Vodovody a kanalizace have already signed a contract with the company they
selected in the tender process and said that they were shocked at the fine
and denied any wrongdoing. In light of the authorities upholding the fine,
the company says it may now turn to the courts.
Czech National Bank revises economic forecast
The Czech National Bank has revised its forecast for the Czech economy. On
Thursday, deputy governor Vladimír Tomšík announced that former
predictions of stagnation this year and growth of 1.9% next year had been
supplanted by an expectation that the economy will shrink by 0.9% this
year
and grow by a mere 0.8% in 2013. The Czech economy has been hit by falling
demand at home as fell as falling demand in Europe, strongly hitting the
country’s crucial export market. According to the ČNB, meaningful
growth
will not arise until 2014, when it forecasts a 2.5% expansion.

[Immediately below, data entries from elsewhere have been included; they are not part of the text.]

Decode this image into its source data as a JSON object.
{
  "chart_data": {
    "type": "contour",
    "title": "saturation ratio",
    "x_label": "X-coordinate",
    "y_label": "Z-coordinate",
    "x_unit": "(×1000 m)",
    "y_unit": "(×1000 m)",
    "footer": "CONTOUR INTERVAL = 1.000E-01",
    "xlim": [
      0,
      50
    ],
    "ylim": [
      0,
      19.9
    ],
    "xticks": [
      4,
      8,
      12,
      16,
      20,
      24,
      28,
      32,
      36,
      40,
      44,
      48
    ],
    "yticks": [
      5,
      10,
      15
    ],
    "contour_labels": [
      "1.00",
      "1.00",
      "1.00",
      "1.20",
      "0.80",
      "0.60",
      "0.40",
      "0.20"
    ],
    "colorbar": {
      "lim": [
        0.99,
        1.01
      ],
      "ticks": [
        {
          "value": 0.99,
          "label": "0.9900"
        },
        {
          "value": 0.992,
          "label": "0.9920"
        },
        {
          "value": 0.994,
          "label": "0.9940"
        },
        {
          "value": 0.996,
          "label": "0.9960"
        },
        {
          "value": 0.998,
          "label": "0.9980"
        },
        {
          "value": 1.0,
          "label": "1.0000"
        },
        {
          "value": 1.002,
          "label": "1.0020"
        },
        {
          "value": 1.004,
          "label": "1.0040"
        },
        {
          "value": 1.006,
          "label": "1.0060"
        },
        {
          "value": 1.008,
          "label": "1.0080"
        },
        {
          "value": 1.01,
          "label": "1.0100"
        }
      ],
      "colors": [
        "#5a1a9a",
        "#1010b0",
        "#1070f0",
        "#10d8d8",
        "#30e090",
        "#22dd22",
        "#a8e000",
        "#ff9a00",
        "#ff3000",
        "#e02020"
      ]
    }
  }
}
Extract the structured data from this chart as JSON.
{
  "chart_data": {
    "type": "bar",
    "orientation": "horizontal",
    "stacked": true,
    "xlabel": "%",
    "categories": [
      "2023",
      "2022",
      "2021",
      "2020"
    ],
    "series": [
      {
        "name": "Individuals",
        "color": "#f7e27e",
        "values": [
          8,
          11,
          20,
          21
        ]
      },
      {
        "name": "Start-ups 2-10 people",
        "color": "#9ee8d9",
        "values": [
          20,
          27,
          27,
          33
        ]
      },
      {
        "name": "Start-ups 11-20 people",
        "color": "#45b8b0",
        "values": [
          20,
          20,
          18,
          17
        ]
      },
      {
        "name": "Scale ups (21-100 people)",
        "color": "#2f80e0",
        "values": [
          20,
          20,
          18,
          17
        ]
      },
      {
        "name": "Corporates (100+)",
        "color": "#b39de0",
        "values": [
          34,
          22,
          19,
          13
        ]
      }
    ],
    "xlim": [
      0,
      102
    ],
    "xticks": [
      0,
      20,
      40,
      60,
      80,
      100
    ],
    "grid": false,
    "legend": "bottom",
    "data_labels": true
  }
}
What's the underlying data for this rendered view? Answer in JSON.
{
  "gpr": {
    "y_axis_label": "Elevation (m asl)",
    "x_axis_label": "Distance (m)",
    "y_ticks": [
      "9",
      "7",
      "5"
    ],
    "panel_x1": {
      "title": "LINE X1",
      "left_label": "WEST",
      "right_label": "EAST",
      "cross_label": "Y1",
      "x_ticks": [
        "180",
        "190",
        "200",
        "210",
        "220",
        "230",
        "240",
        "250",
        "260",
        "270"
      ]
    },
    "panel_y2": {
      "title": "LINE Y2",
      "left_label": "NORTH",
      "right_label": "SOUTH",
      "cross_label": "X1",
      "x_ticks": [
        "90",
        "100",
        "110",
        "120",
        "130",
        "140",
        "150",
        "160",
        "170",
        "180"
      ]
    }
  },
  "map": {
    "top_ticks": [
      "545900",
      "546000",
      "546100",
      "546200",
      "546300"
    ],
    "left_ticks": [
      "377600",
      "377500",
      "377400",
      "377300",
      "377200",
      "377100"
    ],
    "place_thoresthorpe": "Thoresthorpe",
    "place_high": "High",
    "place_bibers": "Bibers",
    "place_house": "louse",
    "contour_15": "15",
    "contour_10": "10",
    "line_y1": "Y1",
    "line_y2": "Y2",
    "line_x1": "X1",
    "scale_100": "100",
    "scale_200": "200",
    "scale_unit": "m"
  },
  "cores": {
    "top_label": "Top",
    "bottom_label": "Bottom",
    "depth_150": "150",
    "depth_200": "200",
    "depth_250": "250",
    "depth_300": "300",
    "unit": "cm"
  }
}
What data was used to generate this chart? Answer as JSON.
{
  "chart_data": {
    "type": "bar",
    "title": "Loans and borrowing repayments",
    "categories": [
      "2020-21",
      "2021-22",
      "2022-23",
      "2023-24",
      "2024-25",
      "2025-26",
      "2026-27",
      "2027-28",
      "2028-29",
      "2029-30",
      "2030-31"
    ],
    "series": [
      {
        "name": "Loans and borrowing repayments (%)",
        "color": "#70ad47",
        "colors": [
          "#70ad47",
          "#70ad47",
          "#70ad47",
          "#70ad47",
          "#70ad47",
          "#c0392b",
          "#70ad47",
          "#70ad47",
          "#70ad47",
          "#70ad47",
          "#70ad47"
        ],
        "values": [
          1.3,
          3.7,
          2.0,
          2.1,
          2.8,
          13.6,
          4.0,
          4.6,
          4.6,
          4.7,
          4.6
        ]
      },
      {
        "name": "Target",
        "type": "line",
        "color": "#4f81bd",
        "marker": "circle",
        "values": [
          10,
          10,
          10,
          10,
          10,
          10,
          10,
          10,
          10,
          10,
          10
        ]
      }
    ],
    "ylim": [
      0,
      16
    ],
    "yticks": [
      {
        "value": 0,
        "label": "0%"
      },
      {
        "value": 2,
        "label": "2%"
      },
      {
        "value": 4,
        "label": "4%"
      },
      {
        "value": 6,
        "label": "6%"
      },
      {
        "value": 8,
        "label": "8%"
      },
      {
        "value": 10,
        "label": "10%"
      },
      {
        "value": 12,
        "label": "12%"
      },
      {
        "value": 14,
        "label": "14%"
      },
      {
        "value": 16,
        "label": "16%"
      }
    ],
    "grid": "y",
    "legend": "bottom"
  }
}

ČNB also keeps interest rates at 0.5%
And staying with the Czech National Bank, the institution has also
announced that it will maintain record low interest rates at 0.5%. The
move
comes amidst concerns of a stagnation, and concerns also abound over
Europe’s ability to decisively address the debt crises affecting the
eurozone. On the plus side, the ČNB’s decision not to further reduce
rates – which were last cut from 0.75% to 0.5% at the end of June - is
viewed by analysts as a sign that the Czech economy is not in such a
troubled spot that a rate reduction is viewed as necessary. European
Central Bank interest rates, meanwhile, are being held at 0.75%.